Kimi insanlar temelde adaletin gerekliliğine inansalar dahi, kendi çıkarları söz konusu olduğunda adaletten taviz verilmesini meşru görürler. Adaletin yeryüzünde gerçekten uygulanabilmesi içinse, insanlara, adalet uğruna kendi çıkarlarını bir kenara bıraktırabilecek bir ahlaka ihtiyaç vardır. Bu ahlak, Yüce Rabbimiz'in bizlere öğrettiği ve emrettiği Kuran ahlakıdır. Çünkü Kuran ahlakı insanlar arasında hiçbir ayrım gözetmeden, sadece haktan ve doğrulardan yana, katıksız bir adaleti emretmektedir. Allah (cc) Nisa Suresi'nde inananlara, kendi aleyhlerinde de olsa adaletli davranmalarını şöyle emreder:
"Ey iman edenler, kendiniz, anne-babanız ve yakınlarınız aleyhine bile olsa, Allah için şahidler olarak adaleti ayakta tutun. (Onlar) ister zengin olsun, ister fakir olsun; çünkü Allah onlara daha yakındır. Öyleyse adaletten dönüp heva (tutkuları)nıza uymayın. Eğer dilinizi eğip büker (sözü geveler) ya da yüz çevirirseniz, Şüphesiz Allah, yaptıklarınızdan haberi olandır." (Nisa Suresi, 135)
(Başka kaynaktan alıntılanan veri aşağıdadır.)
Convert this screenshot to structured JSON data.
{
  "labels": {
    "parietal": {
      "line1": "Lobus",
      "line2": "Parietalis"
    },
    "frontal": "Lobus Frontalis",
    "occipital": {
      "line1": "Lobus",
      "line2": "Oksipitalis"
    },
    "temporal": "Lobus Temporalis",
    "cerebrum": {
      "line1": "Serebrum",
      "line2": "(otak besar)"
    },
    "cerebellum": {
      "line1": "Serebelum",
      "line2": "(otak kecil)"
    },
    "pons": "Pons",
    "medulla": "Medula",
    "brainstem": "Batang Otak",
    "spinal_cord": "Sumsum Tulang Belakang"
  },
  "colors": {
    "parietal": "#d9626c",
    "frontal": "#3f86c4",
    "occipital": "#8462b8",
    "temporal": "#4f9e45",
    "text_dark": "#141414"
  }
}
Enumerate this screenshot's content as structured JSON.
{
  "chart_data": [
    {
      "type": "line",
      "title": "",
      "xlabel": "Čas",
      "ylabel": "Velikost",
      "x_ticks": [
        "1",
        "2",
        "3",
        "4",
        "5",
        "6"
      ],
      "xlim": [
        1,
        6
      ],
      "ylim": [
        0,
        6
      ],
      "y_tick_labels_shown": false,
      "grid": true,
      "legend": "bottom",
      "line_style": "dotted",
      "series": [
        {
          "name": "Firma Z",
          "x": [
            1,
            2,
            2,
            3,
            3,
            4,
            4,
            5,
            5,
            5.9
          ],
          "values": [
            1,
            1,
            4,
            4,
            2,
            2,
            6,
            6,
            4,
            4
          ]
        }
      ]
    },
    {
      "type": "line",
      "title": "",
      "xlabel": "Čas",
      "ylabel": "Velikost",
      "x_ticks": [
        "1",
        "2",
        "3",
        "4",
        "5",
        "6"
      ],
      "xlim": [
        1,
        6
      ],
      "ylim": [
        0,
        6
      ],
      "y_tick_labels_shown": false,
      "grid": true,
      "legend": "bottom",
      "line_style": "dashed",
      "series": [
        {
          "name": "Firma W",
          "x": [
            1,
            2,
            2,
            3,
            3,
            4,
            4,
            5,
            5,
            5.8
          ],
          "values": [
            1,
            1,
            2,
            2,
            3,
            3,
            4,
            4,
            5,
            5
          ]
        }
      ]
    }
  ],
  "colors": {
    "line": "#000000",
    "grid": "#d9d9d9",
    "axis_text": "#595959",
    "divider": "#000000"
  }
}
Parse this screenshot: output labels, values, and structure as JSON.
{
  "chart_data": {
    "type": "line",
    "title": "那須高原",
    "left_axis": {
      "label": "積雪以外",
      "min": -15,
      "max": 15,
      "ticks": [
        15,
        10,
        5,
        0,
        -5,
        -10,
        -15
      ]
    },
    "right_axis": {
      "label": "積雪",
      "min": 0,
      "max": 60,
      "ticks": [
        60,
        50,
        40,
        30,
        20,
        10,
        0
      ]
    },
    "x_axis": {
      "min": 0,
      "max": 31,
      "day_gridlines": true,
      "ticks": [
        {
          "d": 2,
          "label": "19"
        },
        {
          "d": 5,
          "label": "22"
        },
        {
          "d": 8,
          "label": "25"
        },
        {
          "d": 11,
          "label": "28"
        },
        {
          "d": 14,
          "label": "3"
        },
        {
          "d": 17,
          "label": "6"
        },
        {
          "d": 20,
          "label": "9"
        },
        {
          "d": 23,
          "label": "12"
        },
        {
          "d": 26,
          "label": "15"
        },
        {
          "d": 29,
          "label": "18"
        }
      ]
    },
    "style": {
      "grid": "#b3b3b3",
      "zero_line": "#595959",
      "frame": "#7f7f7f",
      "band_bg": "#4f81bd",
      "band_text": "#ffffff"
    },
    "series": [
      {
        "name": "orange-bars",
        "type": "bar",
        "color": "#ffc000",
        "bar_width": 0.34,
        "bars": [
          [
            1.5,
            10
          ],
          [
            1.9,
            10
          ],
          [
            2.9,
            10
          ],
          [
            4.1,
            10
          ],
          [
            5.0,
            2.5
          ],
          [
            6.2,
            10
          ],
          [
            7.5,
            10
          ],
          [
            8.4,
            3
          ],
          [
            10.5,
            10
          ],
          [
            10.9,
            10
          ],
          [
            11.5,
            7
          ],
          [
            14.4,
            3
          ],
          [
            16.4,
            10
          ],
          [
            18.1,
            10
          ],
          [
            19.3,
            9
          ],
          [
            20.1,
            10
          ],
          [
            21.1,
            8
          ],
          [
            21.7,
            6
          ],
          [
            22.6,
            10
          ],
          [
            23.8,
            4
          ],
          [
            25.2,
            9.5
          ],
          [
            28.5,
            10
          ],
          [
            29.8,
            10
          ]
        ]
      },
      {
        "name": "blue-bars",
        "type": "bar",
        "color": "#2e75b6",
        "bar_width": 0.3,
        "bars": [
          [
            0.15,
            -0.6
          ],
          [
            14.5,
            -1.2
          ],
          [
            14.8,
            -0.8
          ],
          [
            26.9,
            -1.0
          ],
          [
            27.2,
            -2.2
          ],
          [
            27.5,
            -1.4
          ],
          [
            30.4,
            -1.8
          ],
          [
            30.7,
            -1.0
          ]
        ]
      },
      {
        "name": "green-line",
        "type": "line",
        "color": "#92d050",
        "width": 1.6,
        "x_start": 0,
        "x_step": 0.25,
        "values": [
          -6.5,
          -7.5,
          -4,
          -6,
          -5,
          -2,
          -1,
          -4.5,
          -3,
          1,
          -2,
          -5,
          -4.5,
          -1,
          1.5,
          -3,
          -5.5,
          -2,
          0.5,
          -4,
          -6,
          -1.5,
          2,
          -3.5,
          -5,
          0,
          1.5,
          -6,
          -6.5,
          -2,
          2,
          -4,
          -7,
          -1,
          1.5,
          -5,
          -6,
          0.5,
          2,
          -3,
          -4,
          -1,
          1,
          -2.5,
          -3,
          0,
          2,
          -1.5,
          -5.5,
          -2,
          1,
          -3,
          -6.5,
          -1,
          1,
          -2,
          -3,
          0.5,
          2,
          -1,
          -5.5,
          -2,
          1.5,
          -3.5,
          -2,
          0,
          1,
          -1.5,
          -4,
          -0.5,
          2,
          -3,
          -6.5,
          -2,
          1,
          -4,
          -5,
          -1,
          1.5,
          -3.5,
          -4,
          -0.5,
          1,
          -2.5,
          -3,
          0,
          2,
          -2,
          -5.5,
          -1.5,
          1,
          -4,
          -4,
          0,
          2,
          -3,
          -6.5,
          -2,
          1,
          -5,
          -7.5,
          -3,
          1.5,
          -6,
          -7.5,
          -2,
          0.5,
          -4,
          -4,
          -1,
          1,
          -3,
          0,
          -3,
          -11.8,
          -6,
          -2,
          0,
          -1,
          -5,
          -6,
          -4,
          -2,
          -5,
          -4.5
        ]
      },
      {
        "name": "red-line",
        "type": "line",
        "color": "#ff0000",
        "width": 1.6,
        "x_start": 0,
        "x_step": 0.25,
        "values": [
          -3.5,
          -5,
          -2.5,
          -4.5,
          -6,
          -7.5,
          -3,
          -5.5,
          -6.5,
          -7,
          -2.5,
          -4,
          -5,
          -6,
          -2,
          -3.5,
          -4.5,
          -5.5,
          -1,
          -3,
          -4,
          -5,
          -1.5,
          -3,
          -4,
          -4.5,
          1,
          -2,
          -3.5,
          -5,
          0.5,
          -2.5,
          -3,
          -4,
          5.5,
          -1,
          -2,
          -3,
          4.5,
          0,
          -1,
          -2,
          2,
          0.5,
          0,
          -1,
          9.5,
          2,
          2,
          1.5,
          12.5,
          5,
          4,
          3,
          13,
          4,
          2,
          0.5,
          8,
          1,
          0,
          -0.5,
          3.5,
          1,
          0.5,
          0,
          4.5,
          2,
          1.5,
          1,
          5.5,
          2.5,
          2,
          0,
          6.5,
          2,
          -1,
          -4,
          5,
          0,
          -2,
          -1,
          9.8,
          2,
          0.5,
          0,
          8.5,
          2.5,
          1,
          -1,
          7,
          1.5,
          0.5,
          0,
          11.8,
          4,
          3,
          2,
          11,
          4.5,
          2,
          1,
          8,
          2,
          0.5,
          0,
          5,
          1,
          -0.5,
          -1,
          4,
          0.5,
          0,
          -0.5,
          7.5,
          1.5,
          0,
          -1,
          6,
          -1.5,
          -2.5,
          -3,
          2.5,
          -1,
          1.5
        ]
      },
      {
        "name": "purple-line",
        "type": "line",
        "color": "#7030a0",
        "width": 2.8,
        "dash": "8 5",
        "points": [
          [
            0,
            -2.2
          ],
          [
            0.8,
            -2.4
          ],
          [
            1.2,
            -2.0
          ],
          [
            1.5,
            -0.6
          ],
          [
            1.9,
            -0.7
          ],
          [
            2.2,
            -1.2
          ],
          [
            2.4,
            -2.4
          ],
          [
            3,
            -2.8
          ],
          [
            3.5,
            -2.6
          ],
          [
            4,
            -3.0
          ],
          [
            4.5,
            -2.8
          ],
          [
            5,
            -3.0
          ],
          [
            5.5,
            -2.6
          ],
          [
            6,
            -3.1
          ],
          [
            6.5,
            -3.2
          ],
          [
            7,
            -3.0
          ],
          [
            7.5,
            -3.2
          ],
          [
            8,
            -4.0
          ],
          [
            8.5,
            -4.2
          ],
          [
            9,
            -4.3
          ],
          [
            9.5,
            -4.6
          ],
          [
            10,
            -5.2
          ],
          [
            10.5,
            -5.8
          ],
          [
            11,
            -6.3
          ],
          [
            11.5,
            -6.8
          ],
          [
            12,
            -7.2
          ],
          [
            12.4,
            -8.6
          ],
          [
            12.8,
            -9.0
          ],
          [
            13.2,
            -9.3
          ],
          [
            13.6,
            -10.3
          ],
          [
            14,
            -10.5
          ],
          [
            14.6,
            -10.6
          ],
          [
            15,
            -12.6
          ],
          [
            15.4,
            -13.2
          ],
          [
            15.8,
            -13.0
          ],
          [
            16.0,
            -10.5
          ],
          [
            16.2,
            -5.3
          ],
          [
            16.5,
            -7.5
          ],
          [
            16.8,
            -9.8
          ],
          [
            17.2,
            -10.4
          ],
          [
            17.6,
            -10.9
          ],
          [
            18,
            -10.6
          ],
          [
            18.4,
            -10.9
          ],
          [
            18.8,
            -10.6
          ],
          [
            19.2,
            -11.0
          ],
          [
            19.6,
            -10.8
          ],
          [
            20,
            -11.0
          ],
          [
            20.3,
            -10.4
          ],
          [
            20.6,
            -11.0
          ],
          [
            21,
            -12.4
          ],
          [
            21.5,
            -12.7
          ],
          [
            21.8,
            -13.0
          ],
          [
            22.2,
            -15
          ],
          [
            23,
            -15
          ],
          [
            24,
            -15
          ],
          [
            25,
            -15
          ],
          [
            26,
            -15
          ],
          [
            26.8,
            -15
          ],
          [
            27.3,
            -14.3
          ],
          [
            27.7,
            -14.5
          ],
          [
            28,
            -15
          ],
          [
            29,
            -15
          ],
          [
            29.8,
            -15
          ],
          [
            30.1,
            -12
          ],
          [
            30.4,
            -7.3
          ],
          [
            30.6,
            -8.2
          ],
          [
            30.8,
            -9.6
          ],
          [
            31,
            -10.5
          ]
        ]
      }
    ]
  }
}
Ayette de bildirildiği gibi insanlar arasında hiçbir ayrım gözetmeden, sadece Allah (cc) rızası gözetilerek, Allah (cc)'tan korkarak sağlanan adalet gerçek adalettir.
Allah (cc) Kuran'da gerçek adaleti, insanlar arasında hiçbir ayrım yapmadan adaletle hükmetmek, insanların hakkını korumak, zulme asla rıza göstermemek, zalime karşı mazlumdan yana tavır almak, ihtiyaç içinde olanlara yardım eli uzatmak olarak emretmektedir. Bu adalet, bir karar vermek gerektiğinde her iki tarafın da hakkını korumayı, olayları çok yönlü değerlendirmeyi, ön yargısız düşünmeyi, tarafsızlığı, hakkaniyeti, dürüstlüğü, hoşgörüyü, merhameti ve şefkati gerektirir. Bunlardan birinin eksikliğinde, ya da birinin ağır basmasında gerçek adaleti uygulamak zorlaşır. Adaletle hükmeden bir kişi tüm kişisel duygu ve düşüncelerini bir tarafa bırakmayı, her şart ve durumda doğrulardan yana olmayı, dürüstlükten ve doğruluktan asla taviz vermemeyi Kuran ahlakı ölçüsünde kendine yol edinmelidir.
Böyle bir adalet hedeflendiğinde, ne şahsi bir menfaat, ne dostluk, ne düşmanlık, ne de kişinin hayata bakış açısı, dili, ırkı, teninin rengi kararlarında etki edemeyecek, sadece ve sadece haktan yana karar verilecektir.
Kuran ahlakının yaşandığı toplumlarda gerçek adaletin, gerçek huzurun ve güvenin de yaşanacağı mutlaktır. Çünkü ancak Allah (cc)'tan korkan, hesap gününde tüm yapıp ettikleriyle hesaba çekileceğini bilen bir insan gerçek adaleti sağlayabilir.
Nitekim tarih bunun ispatıdır. Allah (cc)'ın "Yarattıklarımızdan, hakka yöneltip-ileten ve onunla adaleti kılan (uygulayan) bir ümmet vardır." (Araf Suresi, 181) ayetiyle bildirdiği gibi, tarih boyunca adaletin en güzel şekilde hakim olduğu dönemler yaşanmıştır. Başta peygamberler ve sonra da onların yolunu izleyen pek çok adil yönetici yaşadıkları dönemlerde toplum içerisinde güven ve barış ortamı oluşturmuşlardır. Örneğin Müslüman Türk milleti, geçmiş yüzyıllarda gerçek adaletin nasıl sağlanabileceği konusunda tüm dünya ülkelerine örnek olmuştur. Gerek Selçuklu döneminde gerekse Osmanlı döneminde, çok farklı dinlere mensup, ayrı dilleri konuşan, farklı toplumlar aynı bayrağın altında, birarada huzur içinde yaşamış ve toplumsal adalet sağlanmıştır. Müslüman Türkler ayak bastıkları her yerde adaletli uygulamalarıyla tanınmışlar, hoşgörülü, barışçıl ve merhametli tavırları nedeniyle fethedilen ülkelerin halkları tarafından dahi sevinçle karşılanmışlardır.